Kebakaran Hutan dalam Perspektif Islam (Opini)
Kebakaran Hutan dalam Perspektif Islam
Hutan sebagai salah satu bagian dari
lingkungan hidup merupakan karunia Allah Swt. dan merupakan salah satu kekayaan
alam yang sangat penting bagi umat manusia. Banyaknya manfaat yang didapat dari
keberadaan hutan di bumi ini. Al-Qur'an menjelaskan bahwa manusia diciptakan sebagai
khalifah di bumi. Kewajiban manusia sebagai khalifah di bumi adalah dengan
menjaga dan mengurus bumi dan segala yang ada di dalamnya untuk dikelola
sebagaimana mestinya. Dalam hal ini kekhalifahan sebagai tugas dari Allah Swt. untuk
mengurus bumi harus dijalankan sesuai dengan kehendak penciptanya dan tujuan
penciptaannya.[1]
Namun, beberapa waktu belakangan ini
Indonesia disibukkan dengan pemberitaan mengenai upaya pemadaman yang dilakukan
pihak setempat di berbagai daerah di Indonesia akibat adanya kebakaran hutan. Hutan
di Indonesia mengalami kerusakan terus-menerus, kebakaran hutan menjadi musibah
rutin. Apabila hal ini dibiarkan maka bukan tidak mungkin di Indonesia dalam
beberapa tahun kedepan akan kehilangan hutannya. Bukan hanya itu saja,
keberadaan seluruh penghuni hutan baik flora maupun fauna akan terancam kelestariannya
akibat hilangnya hutan sebagai habitat asli mereka. Selain itu, akibat
hilangnya hutan maka akan menimbulkan berbagai bencana lain yang datang secara bertubi-tubi
pada saat musim kemarau ataupun ketika musim hujan tiba. Seperti halnya tanah
longsor, banjir, kekeringan, kebakaran hutan, tanaman pertanian yang rusak
karena diserang hama, dan semuanya adalah karena ulah manusia sendiri. Dampak
lainnya yaitu seperti kabut asap yang ditimbulkan akibat terjadinya kebakaran
hutan dan mengganggu aktivitas masyarakat serta berdampak pula terhadap
kesehatan masyarakat. Jika hal seperti ini terus terjadi akibat jangka panjang
lainnya yang ditimbulkan adalah generasi berikutnya tidak akan bisa menikmati
kekayaan alam yang ada karena ketamakan dan keserakahan yang terjadi saat ini.

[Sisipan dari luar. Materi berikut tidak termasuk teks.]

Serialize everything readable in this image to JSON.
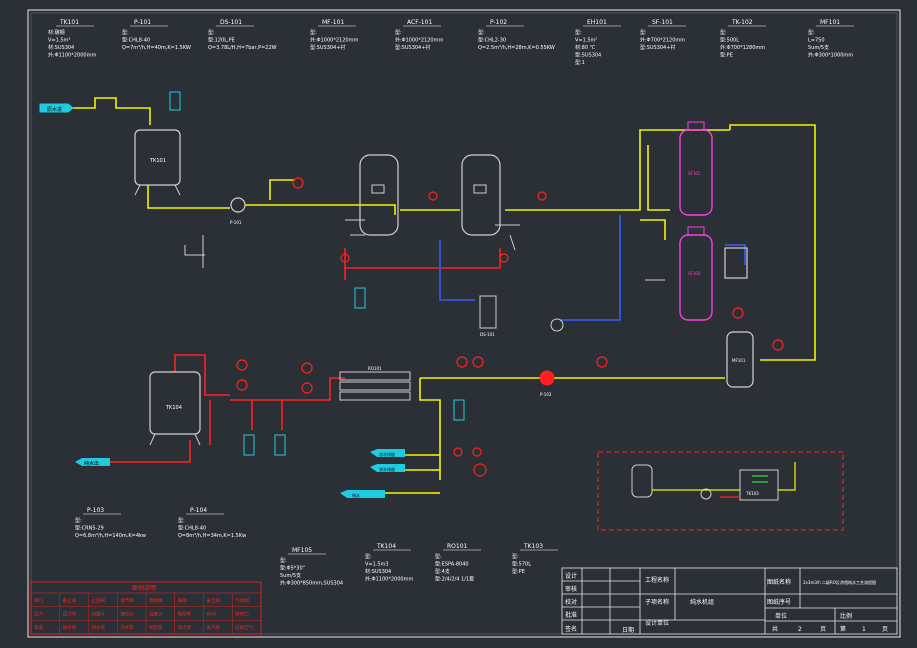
{
  "equipment_specs": [
    {
      "tag": "TK101",
      "lines": [
        "材:碳钢",
        "V=1.5m³",
        "材:SUS304",
        "外:Φ1100*2000mm"
      ]
    },
    {
      "tag": "P-101",
      "lines": [
        "型:",
        "型:CHL8-40",
        "Q=7m³/h,H=40m,K=1.5KW"
      ]
    },
    {
      "tag": "DS-101",
      "lines": [
        "型:",
        "型:120L,PE",
        "Q=3.78L/H,H=7bar,P=22W"
      ]
    },
    {
      "tag": "MF-101",
      "lines": [
        "型:",
        "外:Φ1000*2120mm",
        "型:SUS304+衬"
      ]
    },
    {
      "tag": "ACF-101",
      "lines": [
        "型:",
        "外:Φ1000*2120mm",
        "型:SUS304+衬"
      ]
    },
    {
      "tag": "P-102",
      "lines": [
        "型:",
        "型:CHL2-30",
        "Q=2.5m³/h,H=28m,K=0.55KW"
      ]
    },
    {
      "tag": "EH101",
      "lines": [
        "型:",
        "V=1.5m²",
        "材:80 ℃",
        "型:SUS304",
        "型:1"
      ]
    },
    {
      "tag": "SF-101",
      "lines": [
        "型:",
        "外:Φ700*2120mm",
        "型:SUS304+衬"
      ]
    },
    {
      "tag": "TK-102",
      "lines": [
        "型:",
        "型:500L",
        "外:Φ700*1280mm",
        "型:PE"
      ]
    },
    {
      "tag": "MF101",
      "lines": [
        "型:",
        "L=750",
        "5um/5支",
        "外:Φ300*1000mm"
      ]
    },
    {
      "tag": "P-103",
      "lines": [
        "型:",
        "型:CRN5-29",
        "Q=6.8m³/h,H=140m,K=4kw"
      ]
    },
    {
      "tag": "P-104",
      "lines": [
        "型:",
        "型:CHL8-40",
        "Q=8m³/h,H=34m,K=1.5Kw"
      ]
    },
    {
      "tag": "MF105",
      "lines": [
        "型:",
        "型:Φ5*30\"",
        "5um/5支",
        "外:Φ300*850mm,SUS304"
      ]
    },
    {
      "tag": "TK104",
      "lines": [
        "型:",
        "V=1.5m3",
        "材:SUS304",
        "外:Φ1100*2000mm"
      ]
    },
    {
      "tag": "RO101",
      "lines": [
        "型:",
        "型:ESPA-8040",
        "型:4支",
        "型:2/4/2/4 1/1套"
      ]
    },
    {
      "tag": "TK103",
      "lines": [
        "型:",
        "型:570L",
        "型:PE"
      ]
    }
  ],
  "diagram_labels": {
    "raw_water": "原水进",
    "pure_water_out": "纯水出",
    "tank1": "TK101",
    "tank4": "TK104",
    "tank3": "TK103",
    "pump_p1": "P-101",
    "pump_p2": "P-102",
    "pump_p3": "P-103",
    "pump_p4": "P-104",
    "mf_filter": "MF101",
    "ro_unit": "RO101",
    "sf1": "SF101",
    "sf2": "SF102",
    "dosing": "DS-101",
    "concentrate_a": "浓水排放",
    "concentrate_b": "浓水排放",
    "reject_out": "排水"
  },
  "legend": {
    "title": "图例说明",
    "rows": [
      [
        "阀门",
        "截止阀",
        "止回阀",
        "调节阀",
        "电磁阀",
        "蝶阀",
        "安全阀",
        "气动阀"
      ],
      [
        "压力",
        "压力表",
        "流量计",
        "液位计",
        "温度计",
        "电导率",
        "PH计",
        "取样口"
      ],
      [
        "管道",
        "给水管",
        "纯水管",
        "浓水管",
        "加药管",
        "排污管",
        "蒸汽管",
        "压缩空气"
      ]
    ]
  },
  "title_block": {
    "left_labels": [
      "设计",
      "审核",
      "校对",
      "批准",
      "签名"
    ],
    "project_name_label": "工程名称",
    "sub_project_label": "子项名称",
    "design_unit_label": "设计单位",
    "date_label": "日期",
    "sub_project_value": "纯水机组",
    "drawing_name_label": "图纸名称",
    "drawing_name_value": "2x3m3/h 二级RO反渗透纯水工艺流程图",
    "drawing_no_label": "图纸序号",
    "unit_label": "单位",
    "scale_label": "比例",
    "total_label": "共",
    "total_value": "2",
    "page_label": "页",
    "sheet_label": "第",
    "sheet_value": "1",
    "sheet_page_label": "页"
  }
}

Dalam padangan Islam dikenal tiga macam bentuk
pelestarian lingkungan. Pertama, dengan cara ihya'. Yakni pemanfaatan
lahan yang dilakukan oleh individu. Dalam hal ini seseorang mematok lahan untuk
dapat digarap dan difungsikan untuk kepentingan pribadinya. Orang yang telah
melakukannya dapat memiliki tanah tersebut. Mazhab Syafi’i menyatakan siapapun
berhak mengambil manfaat atau memilikinya, meskipun tidak mendapat izin dari
pemerintah. Lain halnya dengan Imam Abu Hanifah, beliau berpendapat, Ihya'
boleh dilakukan dengan catatan mendapat izin dari pemerintah yang sah. Imam
Malik juga berpendapat hampir sama dengan Imam Abu Hanifah. Akan tetapi, beliau
menengahi dua pendapat itu dengan cara membedakan dari letak daerahnya.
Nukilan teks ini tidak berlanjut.